Keep unreleased campaign images out of random upload processes

Large JPEG photos often aren’t neutral files. They may include unpublished products, client work, location hints, staged campaign content, or filenames revealing internal details. Uploading them to a converter should be a conscious choice, not automatic.

A local workflow maintains source files, output names, and review stages close to the project, which is particularly helpful when multiple export attempts are needed to perfect a landing page’s visual balance.

Practical workflow

A consistent JPEG-to-AVIF process without making every image a separate project

  1. 01
    Select only the largest candidates

    Begin with a shortlist of large JPEG photos that remain significant after standard resizing and WebP export.

  2. 02
    Export AVIF variants separately

    Store AVIF output in a dedicated folder to keep source JPEGs and routine WebP files easy to compare.

  3. 03
    Review in the actual page

    Insert the candidate into the actual component or template and review the visible result, not just the converter preview.

  4. 04
    Publish with fallback markup

    Serve AVIF where supported and maintain WebP or JPEG fallback for consistent behaviour.

  5. 05
    Record the rule

    Record which image roles use AVIF to avoid guesswork in future updates.

Format boundary

Use WebP as the baseline and AVIF as the advanced option

An effective workflow typically includes a default and an exception route. WebP serves as the default for standard website images due to its practicality and broad support. AVIF is used when a large photographic image remains too heavy.

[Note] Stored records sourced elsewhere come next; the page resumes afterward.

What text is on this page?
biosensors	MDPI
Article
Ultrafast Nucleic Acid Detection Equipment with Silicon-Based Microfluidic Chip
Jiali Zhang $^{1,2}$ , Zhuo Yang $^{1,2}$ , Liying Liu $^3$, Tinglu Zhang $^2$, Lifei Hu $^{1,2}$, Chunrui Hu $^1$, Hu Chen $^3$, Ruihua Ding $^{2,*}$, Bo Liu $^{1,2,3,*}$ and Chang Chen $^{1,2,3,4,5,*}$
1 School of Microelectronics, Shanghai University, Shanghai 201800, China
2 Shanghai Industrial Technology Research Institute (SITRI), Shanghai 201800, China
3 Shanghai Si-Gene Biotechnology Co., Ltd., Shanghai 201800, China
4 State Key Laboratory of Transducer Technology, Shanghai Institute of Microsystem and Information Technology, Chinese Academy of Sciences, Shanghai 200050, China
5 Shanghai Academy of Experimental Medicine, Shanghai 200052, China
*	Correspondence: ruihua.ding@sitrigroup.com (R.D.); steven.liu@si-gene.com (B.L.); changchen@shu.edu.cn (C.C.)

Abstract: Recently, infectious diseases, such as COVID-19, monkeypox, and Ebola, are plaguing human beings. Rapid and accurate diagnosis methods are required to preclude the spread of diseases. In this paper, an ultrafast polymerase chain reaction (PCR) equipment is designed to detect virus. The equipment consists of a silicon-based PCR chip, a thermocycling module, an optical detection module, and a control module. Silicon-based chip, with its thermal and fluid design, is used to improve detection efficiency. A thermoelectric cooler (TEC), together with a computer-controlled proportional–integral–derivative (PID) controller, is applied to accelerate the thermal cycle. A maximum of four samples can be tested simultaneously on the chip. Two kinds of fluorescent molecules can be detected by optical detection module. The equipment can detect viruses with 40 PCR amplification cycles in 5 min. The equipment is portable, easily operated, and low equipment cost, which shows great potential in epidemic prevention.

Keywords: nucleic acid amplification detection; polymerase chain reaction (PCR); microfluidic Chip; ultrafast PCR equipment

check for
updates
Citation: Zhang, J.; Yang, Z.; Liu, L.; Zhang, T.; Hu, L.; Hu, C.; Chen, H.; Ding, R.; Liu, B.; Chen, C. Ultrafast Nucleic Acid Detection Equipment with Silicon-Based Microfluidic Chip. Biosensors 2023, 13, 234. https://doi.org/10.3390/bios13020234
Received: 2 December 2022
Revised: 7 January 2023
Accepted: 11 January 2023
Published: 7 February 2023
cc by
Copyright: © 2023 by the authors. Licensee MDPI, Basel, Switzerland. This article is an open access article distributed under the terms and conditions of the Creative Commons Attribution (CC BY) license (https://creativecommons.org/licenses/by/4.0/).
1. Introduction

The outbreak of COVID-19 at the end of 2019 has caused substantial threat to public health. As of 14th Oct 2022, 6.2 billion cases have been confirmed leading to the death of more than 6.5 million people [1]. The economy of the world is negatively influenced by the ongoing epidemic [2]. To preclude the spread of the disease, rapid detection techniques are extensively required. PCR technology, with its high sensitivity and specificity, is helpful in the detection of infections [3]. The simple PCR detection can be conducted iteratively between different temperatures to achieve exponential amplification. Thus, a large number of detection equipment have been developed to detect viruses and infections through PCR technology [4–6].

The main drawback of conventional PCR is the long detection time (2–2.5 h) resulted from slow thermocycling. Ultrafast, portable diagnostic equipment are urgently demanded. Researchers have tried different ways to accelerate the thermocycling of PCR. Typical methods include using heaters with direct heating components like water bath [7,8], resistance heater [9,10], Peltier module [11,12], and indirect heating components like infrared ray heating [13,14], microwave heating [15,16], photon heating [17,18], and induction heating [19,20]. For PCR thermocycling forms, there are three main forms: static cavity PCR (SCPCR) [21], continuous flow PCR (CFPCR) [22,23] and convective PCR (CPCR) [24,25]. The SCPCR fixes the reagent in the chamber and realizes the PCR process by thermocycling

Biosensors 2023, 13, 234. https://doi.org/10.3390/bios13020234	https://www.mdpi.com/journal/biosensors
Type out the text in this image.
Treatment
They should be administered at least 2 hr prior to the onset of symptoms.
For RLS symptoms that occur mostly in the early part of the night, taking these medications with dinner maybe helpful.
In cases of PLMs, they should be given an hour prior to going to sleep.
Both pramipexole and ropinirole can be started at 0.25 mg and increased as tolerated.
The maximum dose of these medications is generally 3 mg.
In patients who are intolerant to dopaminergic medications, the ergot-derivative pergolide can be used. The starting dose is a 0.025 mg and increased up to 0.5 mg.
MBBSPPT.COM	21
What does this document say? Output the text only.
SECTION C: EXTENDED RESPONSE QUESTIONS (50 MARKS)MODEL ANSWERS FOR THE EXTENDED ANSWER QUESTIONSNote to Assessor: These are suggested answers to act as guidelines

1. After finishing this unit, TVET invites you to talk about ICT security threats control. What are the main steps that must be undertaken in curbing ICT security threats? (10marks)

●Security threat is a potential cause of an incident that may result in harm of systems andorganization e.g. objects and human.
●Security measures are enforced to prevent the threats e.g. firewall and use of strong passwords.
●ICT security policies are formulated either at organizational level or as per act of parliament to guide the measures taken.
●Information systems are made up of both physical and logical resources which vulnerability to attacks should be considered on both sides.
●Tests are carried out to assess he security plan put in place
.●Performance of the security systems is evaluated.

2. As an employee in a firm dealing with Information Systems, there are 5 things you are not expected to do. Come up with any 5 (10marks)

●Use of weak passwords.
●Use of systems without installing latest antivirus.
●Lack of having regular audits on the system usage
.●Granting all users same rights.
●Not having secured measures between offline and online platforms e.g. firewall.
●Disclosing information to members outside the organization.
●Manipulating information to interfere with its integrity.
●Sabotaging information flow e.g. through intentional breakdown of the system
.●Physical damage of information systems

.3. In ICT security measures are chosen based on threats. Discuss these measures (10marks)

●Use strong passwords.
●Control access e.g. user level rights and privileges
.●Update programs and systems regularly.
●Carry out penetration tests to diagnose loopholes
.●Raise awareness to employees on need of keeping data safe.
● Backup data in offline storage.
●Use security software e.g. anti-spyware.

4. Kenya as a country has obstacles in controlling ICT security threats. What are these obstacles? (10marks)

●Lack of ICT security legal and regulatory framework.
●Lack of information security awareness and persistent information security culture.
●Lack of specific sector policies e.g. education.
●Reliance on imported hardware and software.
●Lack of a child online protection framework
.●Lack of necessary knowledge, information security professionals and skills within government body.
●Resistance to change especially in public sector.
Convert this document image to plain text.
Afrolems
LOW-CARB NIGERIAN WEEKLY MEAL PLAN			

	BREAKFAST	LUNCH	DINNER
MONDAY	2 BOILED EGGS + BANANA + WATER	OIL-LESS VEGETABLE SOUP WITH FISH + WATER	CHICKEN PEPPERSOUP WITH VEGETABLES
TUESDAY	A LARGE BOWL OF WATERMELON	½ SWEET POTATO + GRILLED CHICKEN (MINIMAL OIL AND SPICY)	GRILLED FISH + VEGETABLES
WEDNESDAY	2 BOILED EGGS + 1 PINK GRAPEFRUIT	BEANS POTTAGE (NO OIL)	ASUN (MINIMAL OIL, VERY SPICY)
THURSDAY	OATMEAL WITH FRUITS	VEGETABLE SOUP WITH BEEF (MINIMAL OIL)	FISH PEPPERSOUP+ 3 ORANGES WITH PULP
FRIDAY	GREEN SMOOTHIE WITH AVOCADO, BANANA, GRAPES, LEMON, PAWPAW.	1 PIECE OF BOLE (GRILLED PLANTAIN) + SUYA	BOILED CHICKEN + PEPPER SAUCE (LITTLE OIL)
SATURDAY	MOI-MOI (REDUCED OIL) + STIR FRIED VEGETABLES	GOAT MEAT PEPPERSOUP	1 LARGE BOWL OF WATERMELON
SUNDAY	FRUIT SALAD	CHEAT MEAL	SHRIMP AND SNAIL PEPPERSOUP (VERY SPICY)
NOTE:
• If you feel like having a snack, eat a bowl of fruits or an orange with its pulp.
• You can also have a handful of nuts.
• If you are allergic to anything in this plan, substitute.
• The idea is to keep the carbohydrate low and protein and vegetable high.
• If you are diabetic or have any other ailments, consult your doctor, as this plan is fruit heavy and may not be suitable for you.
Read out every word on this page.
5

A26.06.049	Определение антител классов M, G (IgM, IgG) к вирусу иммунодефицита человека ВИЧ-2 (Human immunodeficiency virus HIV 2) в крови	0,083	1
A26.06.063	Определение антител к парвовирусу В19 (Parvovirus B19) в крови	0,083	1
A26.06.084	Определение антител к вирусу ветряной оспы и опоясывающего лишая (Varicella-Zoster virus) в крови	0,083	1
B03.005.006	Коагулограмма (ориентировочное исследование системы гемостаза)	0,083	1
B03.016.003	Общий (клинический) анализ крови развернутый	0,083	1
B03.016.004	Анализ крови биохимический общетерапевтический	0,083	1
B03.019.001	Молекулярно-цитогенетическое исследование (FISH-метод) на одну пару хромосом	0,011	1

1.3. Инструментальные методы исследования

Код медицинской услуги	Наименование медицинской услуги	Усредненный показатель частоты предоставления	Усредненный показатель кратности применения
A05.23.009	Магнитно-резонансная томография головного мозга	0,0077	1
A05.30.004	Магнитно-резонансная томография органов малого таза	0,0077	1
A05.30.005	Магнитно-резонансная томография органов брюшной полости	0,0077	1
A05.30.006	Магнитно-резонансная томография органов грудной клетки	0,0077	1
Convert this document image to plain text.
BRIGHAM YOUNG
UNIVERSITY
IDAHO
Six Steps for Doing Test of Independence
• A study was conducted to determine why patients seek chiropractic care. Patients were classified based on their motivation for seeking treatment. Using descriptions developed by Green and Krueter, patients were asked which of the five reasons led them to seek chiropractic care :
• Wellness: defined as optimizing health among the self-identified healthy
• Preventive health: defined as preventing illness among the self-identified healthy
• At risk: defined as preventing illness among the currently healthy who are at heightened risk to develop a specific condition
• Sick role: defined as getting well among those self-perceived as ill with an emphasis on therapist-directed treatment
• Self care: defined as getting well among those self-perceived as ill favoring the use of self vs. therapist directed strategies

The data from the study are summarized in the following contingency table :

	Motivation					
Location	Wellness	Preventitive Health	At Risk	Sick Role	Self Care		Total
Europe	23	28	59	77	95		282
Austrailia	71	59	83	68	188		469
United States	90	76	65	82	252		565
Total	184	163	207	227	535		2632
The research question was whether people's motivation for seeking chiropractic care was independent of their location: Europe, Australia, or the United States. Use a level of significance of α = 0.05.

This boundary keeps the article workflow efficient while allowing you to rescue images that dominate weight or LCP.

Routine article images Use WebP unless a particular file remains too large.
Large photographic hero Try AVIF after resizing and compare the visual outcome.
Screenshots and UI Choose PNG or WebP when text and sharp edges are important.
Unreviewed batch exports Don’t publish AVIF blindly just because the folder size is smaller.

Pre-publish checklist

Check this before swapping JPEG for AVIF

The source image was resized The AVIF file matches the largest displayed size, not the original camera file.
The page uses the AVIF format Network or page source checks confirm the new file is being served.
A fallback is available WebP or JPEG remains available for your delivery path.
Quality was reviewed The final page was checked for artefacts on both desktop and mobile.
Metadata remains relevant Alt text, Open Graph images, and JSON-LD image references remain intact.
The original is preserved Source JPEGs remain accessible for future cropping, resizing, and re-exporting.